Tasting Notes: The Mattie Gladden and William Dalton Bourbon Hokus Pokus Store Picks

You can read my review of the regular Mattie Gladden here. Hokus Pokus did a store pick of both the Mattie Gladden and a new wheated bourbon, William Dalton, which heretofore has only been available at the distillery. I sampled both on Friday and ended up taking home the Madden Gladden, but I have notes on both. I paid $54 for my bottle. Spirits of French Lick is really upping their game with producing store picks, including bourbon not generally available in their lineup.

William Dalton Wheated Bourbon – Barrelled in 2017, it appears to be four years old but does not have the straight monicker on the label, so it may be a little less than that. 105.3 proof after barrelling at 105, so this lost a little water over the years. The Mattie Gladden says it is non-chill filtered but William Dalton makes no such statements, so I am guessing it is chill filtered. Color was a straw amber, decent legs on the swirl, a light bourbon nose on the front, and on the palate is had traditional soft wheated bourbon notes but was missing the characteristic cinnamon notes you would expect on a wheated bourbon aged for sufficient time. In short, this was a lot like regular Maker’s Mark or Weller Special Reserve, but with a little craft bitterness and a little more proof. It’s good, and given that you can’t really get Weller Special Reserve (or any other Weller for that matter), it is definitely worth picking up if you love younger wheated Bourbons. My final thoughts are that this will be amazing in another two to four years after some barrel aging. Wheated bourbon just takes more time to develop in the barrel.

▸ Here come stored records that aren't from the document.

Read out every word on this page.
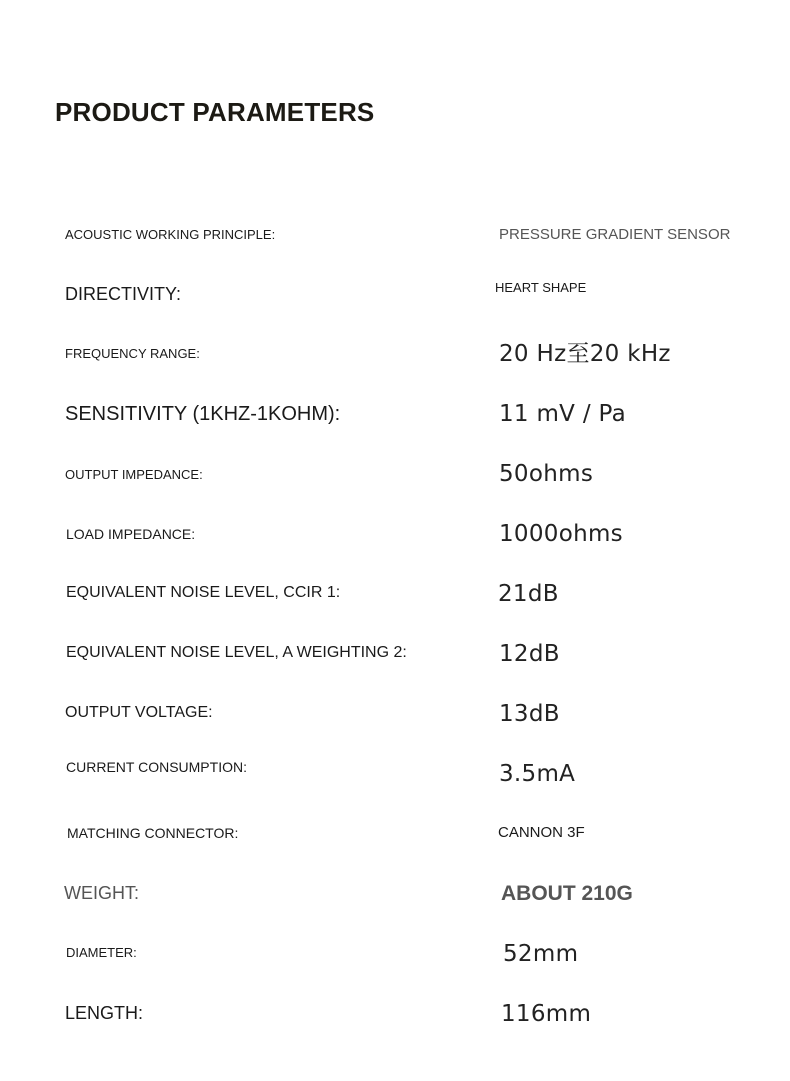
PRODUCT PARAMETERS
ACOUSTIC WORKING PRINCIPLE:	PRESSURE GRADIENT SENSOR
DIRECTIVITY:	HEART SHAPE
FREQUENCY RANGE:	20 Hz至20 kHz
SENSITIVITY (1KHZ-1KOHM):	11 mV / Pa
OUTPUT IMPEDANCE:	50ohms
LOAD IMPEDANCE:	1000ohms
EQUIVALENT NOISE LEVEL, CCIR 1:	21dB
EQUIVALENT NOISE LEVEL, A WEIGHTING 2:	12dB
OUTPUT VOLTAGE:	13dB
CURRENT CONSUMPTION:	3.5mA
MATCHING CONNECTOR:	CANNON 3F
WEIGHT:	ABOUT 210G
DIAMETER:	52mm
LENGTH:	116mm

The Mattie Gladden Straight Bourbon Whiskey – Barrelled in 2017, and given that it has the word straight on the label, we know this is a four year old high rye bourbon bottled at 101.3 proof, which is an odd proof. My guess is that we had some alcohol evaporate from the 105 barrelling proof and that this is nevertheless cask strength. This could be a good thing if the remaining water coaxed more oak notes from the barrel. Color is a solid amber, much darker than the Dalton. On the swirl nice oily droplets form a broken film; these then turn into nice legs. On the nose are some nice caramel notes, candied corn, and herbal rye – really grain forward. On the palate, some green apple and citrus notes come the fore along with buttery English toffee (makes me want a Heath bar right now) with herbal rye, clove, and candied corn in the background, which finishes long with candied rye, clove, and drying oak notes. Really nice mouthfeel. This is one of those bourbons that you don’t just sip, but give it a Kentucky chew each time to really coat the palate; otherwise you miss a lot that is going on here. Compared with the standard bottled in bond release, this barrel selection is really outstanding. It really shows off Spirits of French Lick’s “Respect the Grain” philosophy while having a little extra toffee and oak to really make this a nice dram. While I felt the standard release was a spring and summer bourbon, this is fall in a glass reminding you of toffee apples at Halloween, and having hot tea to go with it, but with an element of clove. This is truly excellent and extremely complex whiskey.